HONG KONG, CHINA – Media OutReach – Feb 13, 2018 – In the aftermath of the devastating 2008 Sichuan earthquake, a group of Hong Kong-based scholars introduced customised ecotourism development guidelines to a renowned national nature reserve that is home to the vulnerable giant panda.
The UNESCO-listed Wolong National Nature Reserve, located 20 kilometres from the earthquake’s epicenter, was badly hit during the 7.9m tremblor, resulting in collapsed panda enclosures and uprooted bamboo forests.
Restoring normal life to the isolated area’s more than 5,000 residents was of paramount importance. It was equally important to rebuild the Reserve into an ecologically sustainable area for long-term growth. To help accomplish this, a cross-university research team led by scholars at The Education University of Hong Kong (EdUHK) offered their interdisciplinary expertise in developing unique accreditation systems for the region’s ecotourism industry, as part of a massive reconstruction scheme funded by the Government of the Hong Kong Special Administrative Region (HKSAR).
Drawing from funding support from the “Trust Fund in Support of Reconstruction in the Sichuan Earthquake Stricken Areas” provided by the Development Bureau, HKSAR, the knowledge transfer project was led by Dr Lewis Cheung Ting-on, Assistant Professor of EdUHK’s Department of Social Sciences, along with scholars from The University of Hong Kong and The Chinese University of Hong Kong.
An initial survey of Wolong’s residents in spring 2014 indicated that the vast majority preferred to have more tourists and that most residents were optimistic about the potential of ecotourism to benefit the local economy and improve their livelihood.
By June 2016, three local farmhouses had achieved “Bronze” certification according to the researchers’ newly developed Ecotourism Accreditation and Certification System, which, along with the Ecotourism Guide Certification System, has since been adopted by the Wolong government in Sichuan Province.
Based on globally recognised criteria set out by the Global Sustainable Tourism Council and Ecotourism Australia, the two systems were introduced for tourism-related businesses and ecotour guides respectively.
Under the systems, a set of wide-ranging parameters were laid down to ensure better management of natural resources, emission standard controls, energy conservation, visitor management, heritage preservation, and the engagement of local communities in ecotourism development.
“Our goal was to help the local community develop ecotourism in the Reserve, and at the same time, protect the natural habitat of the Giant Pandas and other endangered species,” Dr Cheung said. “We trained and educated the local communities so that they can work together to improve their lives while at the same time preserving the natural environment in their neighbourhood.”

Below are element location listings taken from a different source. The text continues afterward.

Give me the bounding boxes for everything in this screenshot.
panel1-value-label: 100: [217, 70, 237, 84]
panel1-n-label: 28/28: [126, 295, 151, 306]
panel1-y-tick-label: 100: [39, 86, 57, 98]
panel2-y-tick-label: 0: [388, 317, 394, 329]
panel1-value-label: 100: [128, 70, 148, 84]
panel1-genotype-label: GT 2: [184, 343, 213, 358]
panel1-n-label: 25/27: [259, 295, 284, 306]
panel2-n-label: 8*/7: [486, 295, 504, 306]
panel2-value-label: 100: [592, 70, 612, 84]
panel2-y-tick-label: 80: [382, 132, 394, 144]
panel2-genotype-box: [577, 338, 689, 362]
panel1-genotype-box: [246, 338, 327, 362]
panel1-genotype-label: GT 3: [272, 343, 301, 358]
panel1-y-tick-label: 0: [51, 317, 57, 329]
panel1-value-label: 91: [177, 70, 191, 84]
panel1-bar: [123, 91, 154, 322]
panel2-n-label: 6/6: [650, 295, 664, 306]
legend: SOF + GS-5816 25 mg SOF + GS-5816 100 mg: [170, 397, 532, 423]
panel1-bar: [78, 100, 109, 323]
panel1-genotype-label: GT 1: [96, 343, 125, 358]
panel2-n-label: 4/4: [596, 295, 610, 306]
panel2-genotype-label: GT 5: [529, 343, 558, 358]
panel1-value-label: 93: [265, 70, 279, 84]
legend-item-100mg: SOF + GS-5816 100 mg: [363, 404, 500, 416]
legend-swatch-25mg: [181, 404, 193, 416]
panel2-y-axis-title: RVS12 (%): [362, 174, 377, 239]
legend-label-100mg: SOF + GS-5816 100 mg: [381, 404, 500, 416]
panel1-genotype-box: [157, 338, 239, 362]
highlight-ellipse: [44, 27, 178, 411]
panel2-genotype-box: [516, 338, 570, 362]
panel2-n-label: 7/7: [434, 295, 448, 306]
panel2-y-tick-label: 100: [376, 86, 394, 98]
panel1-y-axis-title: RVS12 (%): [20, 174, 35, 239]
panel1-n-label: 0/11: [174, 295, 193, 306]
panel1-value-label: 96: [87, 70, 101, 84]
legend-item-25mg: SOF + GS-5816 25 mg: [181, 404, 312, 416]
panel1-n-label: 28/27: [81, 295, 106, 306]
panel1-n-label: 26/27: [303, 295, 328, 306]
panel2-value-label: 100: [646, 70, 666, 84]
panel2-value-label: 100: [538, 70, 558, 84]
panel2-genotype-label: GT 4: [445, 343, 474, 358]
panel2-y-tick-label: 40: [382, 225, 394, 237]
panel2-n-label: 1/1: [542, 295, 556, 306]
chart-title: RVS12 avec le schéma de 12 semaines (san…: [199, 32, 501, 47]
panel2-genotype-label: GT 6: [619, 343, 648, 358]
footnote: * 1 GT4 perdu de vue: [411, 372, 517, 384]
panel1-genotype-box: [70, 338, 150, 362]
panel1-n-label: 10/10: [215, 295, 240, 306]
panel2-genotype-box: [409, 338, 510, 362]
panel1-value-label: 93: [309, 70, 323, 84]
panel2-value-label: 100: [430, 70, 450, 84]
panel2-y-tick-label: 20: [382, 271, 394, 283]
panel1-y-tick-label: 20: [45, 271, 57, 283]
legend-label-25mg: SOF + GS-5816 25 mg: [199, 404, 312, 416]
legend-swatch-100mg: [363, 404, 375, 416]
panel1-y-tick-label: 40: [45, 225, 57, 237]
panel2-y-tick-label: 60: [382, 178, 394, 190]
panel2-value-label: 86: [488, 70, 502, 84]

During the course of the project, Dr Cheung and his team also provided insight to local practitioners regarding the region’s long-term development. “We made suggestions to the authorities from bird-watching to tapping their abundant natural resources for the long-term development of ecotourism,” he said.
In July 2016, control of the project was handed over to the Sichuan Agricultural University, and as of May last year, a total of 10 farmhouses and hotels had been accredited, following a strict evaluation process with input and expertise from Dr Cheung and his team.